21/8/2010
Decisão que suspendeu 5 mil registros de terras no Pará dará um novo norte à
justiça fundiária
http://www.ihu.unisinos.br/index.php?option=com_noticias&Itemid=18&task=detalhe&id=35540
Ontem (19) o Conselho Nacional de Justiça (CNJ)
cancelou os procedimentos administrativos de mais de 5 mil registros
imobiliários rurais no Estado do Pará
que possuíam irregularidades. Com a medida, os proprietários ficam impedidos de
vender a propriedade ou utilizá-la como garantia em transações bancárias ou
planos de manejo florestais, por exemplo.
A reportagem é de Aldrey Riechel e publicada por Amazônia.org.br,
20-08-2010.
A medida tenta combater as grilagens de terras no Estado. Estudos
realizados pelo Ministério de Política Fundiária e do Desenvolvimento Agrário
apontam para mais de 100 milhões de hectares grilados no Brasil. Destes,
cerca de trinta milhões se localizariam no estado do Pará.
"[A decisão do CNJ] é o início do fim da grilagem do Pará", comemorou o
Procurador
Felício Pontes Jr,
que faz parte da Comissão Permanente de Monitoramento, Estudo e Assessoramento
das Questões Ligadas à Grilagem no Pará, que formalizou a denúncia ao CNJ.
Por outro lado, o presidente do Instituto de Terras do Pará (Iterpa) Girolamo
Treccani defende que é necessário ter cautela. "Acho que nós temos que
analisar essa decisão, que é uma decisão complexa, e que merece todo e qualquer
cuidado, exatamente pela relevância e pelo interesse envolvido".
Um dos motivos para esse cuidado seria a forma como a decisão do CNJ
impacta em futuras análises de órgãos de justiças sobre processos referentes à
reforma agrária. Treccani afirma que a decisão dá um novo rumo para
algumas situações de irregularidades fundiárias. Entre elas, o entendimento "de
que o particular tem que provar que é dono da área e que existe a possibilidade
do cancelamento administrativo desse registro". Ele também acredita que os
outros órgãos de justiça tenderão a seguir a mesma orientação.
Para Treccani, a decisão do CNJ ajuda a simplificar os
procedimentos e fazer com que o combate a grilagem seja mais eficaz. "Nós
temos que, nesse momento, agradecer ao poder judiciário do nosso Brasil e os
caminhos que estão sendo apontados", finaliza.

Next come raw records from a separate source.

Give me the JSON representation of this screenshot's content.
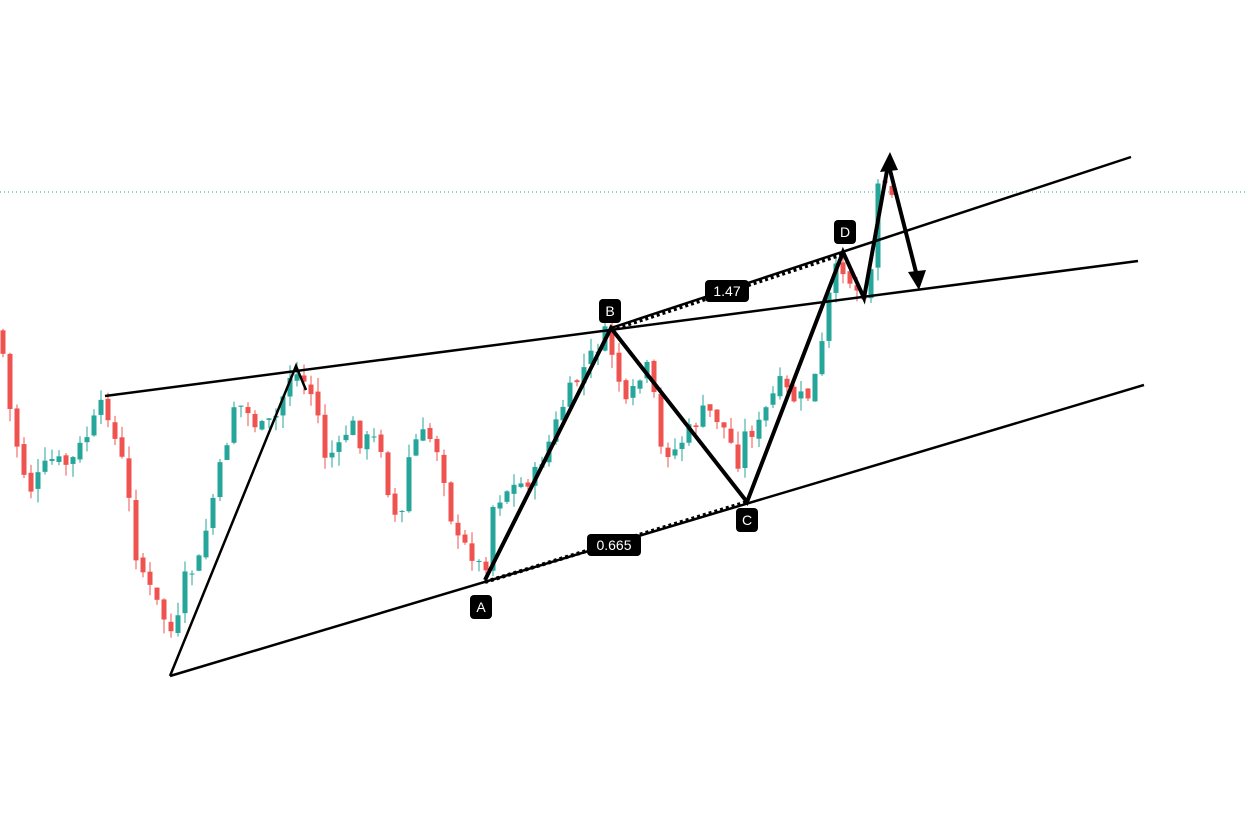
{
  "points": [
    "A",
    "B",
    "C",
    "D"
  ],
  "ratios": [
    1.47,
    0.665
  ]
}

O diretor da Amigos da Terra - Amazônia Brasileira Roberto Smeraldi
afirma que "o interessante é que se trata de uma determinação da corregedoria do
CNJ, que portanto afeta a forma em que a justiça deve tratar o problema:
é notório que, especialmente no Pará, a justiça tem agido de forma
ostensivamente favorável às pretensões mais extravagantes. Inverter o ônus da
prova, por parte da corregedoria, torna mais difícil a ação da indústria da
grilagem e menos efetiva sua infiltração no judiciário paraense".
A decisão
São consideradas irregulares as matrículas de imóveis rurais registradas entre
16 de julho de 1934 e 8 de novembro de 1964 com área superior a 10 mil hectares;
de 9 de novembro de 1964 a 4 de outubro de 1988, com mais de 3 mil hectares e a
partir de 5 de outubro de 1988, com mais de 2.500 hectares.
Segundo o despacho, existem outras irregularidades nas propriedades: "é
expressivo o número de registros que a administração identificou como
manifestamente inválidos pela data, pela origem, pela dimensão ou pela afrontosa
incongruência ou falsidade de seus termos à expressão constitucional então
vigente".
Para que a decisão da Corregedoria Nacional se torne efetiva, a
Corregedoria-Geral do Pará terá que orientar os cartórios do Estado para que
cancelem dos registros e matrículas. Os cartórios, por sua vez, terão que
informar no prazo de 30 dias à Corregedoria-Geral as providências tomadas.
Os títulos já haviam sido bloqueados em 2006 e, agora, foram anulados pela
Justiça. A medida ainda é passível de recurso na Justiça, mas segundo
Pontes o índice será muito baixo. "Essas matriculas, não todas, mas
muitas delas, tinham sido bloqueadas há uns 5 anos atrás. Sabe qual o
percentual daqueles que reclamaram que tinham sido bloqueados? 3% apenas!
Ou seja, 97% não reclamaram".
A expectativa é que a lista com os nomes das propriedades que serão canceladas
seja divulgada ainda hoje. "O cancelamento nos permitem entrar com ação contra
as propriedades irregulares. Algumas delas não existem. Algumas são fantasmas,
como Carlos Medeiros, que é um famoso fantasma do Pará que se dizia dono
de um quarto do Estado", diz Pontes.